Cabin was shot back in 2009, before Chris even landed the role of Thor. While working with him were you like, "This guy's going places"?
I swear to God, early on I was telling everyone, "This guy's a movie star." He's a natural at this stuff, he's gorgeous and he gets it. I have the biggest man-crush on him. It was love at first sight. When he was talking about auditioning for Thor, we were all like, "That's perfect!" I think Joss even called [Thor director] Kenneth Branagh asking, "What are you waiting for?" Then one day we were all having lunch, and Chris got up from the table and when he came back he was a movie star. [Laughs.] He got the phone call and that was it.

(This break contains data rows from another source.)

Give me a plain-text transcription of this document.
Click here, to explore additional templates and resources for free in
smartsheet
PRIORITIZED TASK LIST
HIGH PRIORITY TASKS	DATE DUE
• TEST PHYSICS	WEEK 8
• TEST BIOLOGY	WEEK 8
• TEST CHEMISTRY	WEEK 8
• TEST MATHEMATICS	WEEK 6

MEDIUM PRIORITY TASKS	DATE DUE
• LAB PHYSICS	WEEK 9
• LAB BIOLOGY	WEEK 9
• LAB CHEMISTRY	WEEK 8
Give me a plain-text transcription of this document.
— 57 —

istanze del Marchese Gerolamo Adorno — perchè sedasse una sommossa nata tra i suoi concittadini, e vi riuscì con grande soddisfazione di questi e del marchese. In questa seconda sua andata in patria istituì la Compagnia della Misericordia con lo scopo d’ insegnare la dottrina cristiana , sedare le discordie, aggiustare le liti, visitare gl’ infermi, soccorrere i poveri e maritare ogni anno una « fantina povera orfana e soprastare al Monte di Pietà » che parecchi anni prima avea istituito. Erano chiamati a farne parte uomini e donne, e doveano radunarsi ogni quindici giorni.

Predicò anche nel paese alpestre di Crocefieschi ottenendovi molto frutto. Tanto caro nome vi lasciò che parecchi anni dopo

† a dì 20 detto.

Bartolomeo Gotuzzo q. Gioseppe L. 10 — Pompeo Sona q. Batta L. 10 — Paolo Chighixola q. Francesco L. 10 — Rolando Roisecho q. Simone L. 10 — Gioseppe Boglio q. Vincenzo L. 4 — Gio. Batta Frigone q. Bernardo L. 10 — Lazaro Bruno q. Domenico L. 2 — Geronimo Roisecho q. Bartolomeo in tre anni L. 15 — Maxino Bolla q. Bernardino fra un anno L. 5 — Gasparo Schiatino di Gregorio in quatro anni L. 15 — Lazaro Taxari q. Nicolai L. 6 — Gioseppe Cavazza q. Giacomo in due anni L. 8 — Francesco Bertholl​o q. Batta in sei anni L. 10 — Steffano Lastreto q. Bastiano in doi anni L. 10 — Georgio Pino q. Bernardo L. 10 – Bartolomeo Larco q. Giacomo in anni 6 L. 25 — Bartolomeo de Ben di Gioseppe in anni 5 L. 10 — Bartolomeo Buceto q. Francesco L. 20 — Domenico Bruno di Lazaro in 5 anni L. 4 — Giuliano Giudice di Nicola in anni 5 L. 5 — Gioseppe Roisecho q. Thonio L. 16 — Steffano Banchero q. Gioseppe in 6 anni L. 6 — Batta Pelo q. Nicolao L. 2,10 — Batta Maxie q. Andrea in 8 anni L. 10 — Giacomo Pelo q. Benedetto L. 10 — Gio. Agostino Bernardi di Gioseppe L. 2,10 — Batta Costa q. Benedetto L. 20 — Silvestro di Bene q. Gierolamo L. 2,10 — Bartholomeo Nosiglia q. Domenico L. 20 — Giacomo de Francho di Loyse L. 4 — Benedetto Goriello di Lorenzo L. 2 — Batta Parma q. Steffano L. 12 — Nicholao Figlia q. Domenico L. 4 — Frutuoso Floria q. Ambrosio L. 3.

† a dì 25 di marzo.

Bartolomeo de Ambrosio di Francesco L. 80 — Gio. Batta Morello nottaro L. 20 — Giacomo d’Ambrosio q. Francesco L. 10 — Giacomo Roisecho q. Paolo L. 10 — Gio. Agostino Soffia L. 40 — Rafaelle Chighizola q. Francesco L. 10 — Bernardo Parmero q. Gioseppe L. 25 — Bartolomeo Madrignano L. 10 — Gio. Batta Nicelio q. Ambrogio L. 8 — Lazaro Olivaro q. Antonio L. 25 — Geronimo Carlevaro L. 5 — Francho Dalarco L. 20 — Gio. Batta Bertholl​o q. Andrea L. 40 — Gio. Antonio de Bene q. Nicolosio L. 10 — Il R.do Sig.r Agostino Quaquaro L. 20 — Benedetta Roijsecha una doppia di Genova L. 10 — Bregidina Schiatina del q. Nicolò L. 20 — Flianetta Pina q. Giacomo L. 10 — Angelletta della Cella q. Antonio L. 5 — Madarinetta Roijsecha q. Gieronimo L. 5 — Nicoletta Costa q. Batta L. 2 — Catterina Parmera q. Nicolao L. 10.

You also star in Joss' upcoming adaptation of Shakespeare's Much Ado About Nothing. What can we expect from that?
It was all done at Joss' house in 11 days. It was such an organic process that I didn't realize we were making a movie till halfway through shooting. I know that sounds bizarre, but Joss has people over all the time to sit around, drink wine and read Shakespeare in his backyard. So I got an email saying, "I'm doing another reading, but I want to film this one. I want you to play Claudio as a temperamental jock." He talked about releasing it on the Internet, like Dr. Horrible. Then on the last day of shooting, he mentioned festivals like Toronto and Venice. Now everyone is expecting "The Joss Whedon film, Much Ado About Nothing." I can't imagine what the budget was, but there's no way it was over half a million. But I'm not about to say it's a home video, even though that literally is sort of what it is. I have high hopes, but you never know, you know? [Laughs.]

Have you talked to him about working on anything else together?
No. I did tell him, though, that I wanted to be killed by Thor in [his upcoming film] The Avengers. I just wanted to be a random bad guy who gets a hammer to the face, but he didn't come through. I imagine there might be a second Avengers, and if he's at the helm I'm really gonna be persistent. I don't need to be paid, I don't need credit, I'll bring my own lunch to set. It's more for me to say, "I was killed by Chris Hemsworth!" Joss is well aware of the sort of love affair Chris and I have, so I'm confident it'll work out.

You're currently appearing in Death of a Salesman on Broadway alongside Philip Seymour Hoffman. How does live theater compare to film and TV?
It's my first time on Broadway, and it's such a big deal for me and in so many ways overwhelming, but it's also given me a lot of confidence and been very comfortable. Each day is amazing and perplexing and inspiring and humbling. In film and TV, you have several shots to get it right and everyone's there to make sure you get it right. In theater you can't be afraid of getting on stage and [potentially] making a fool of yourself. I feel like that will help me return to the film and TV process with a greater amount of relaxation.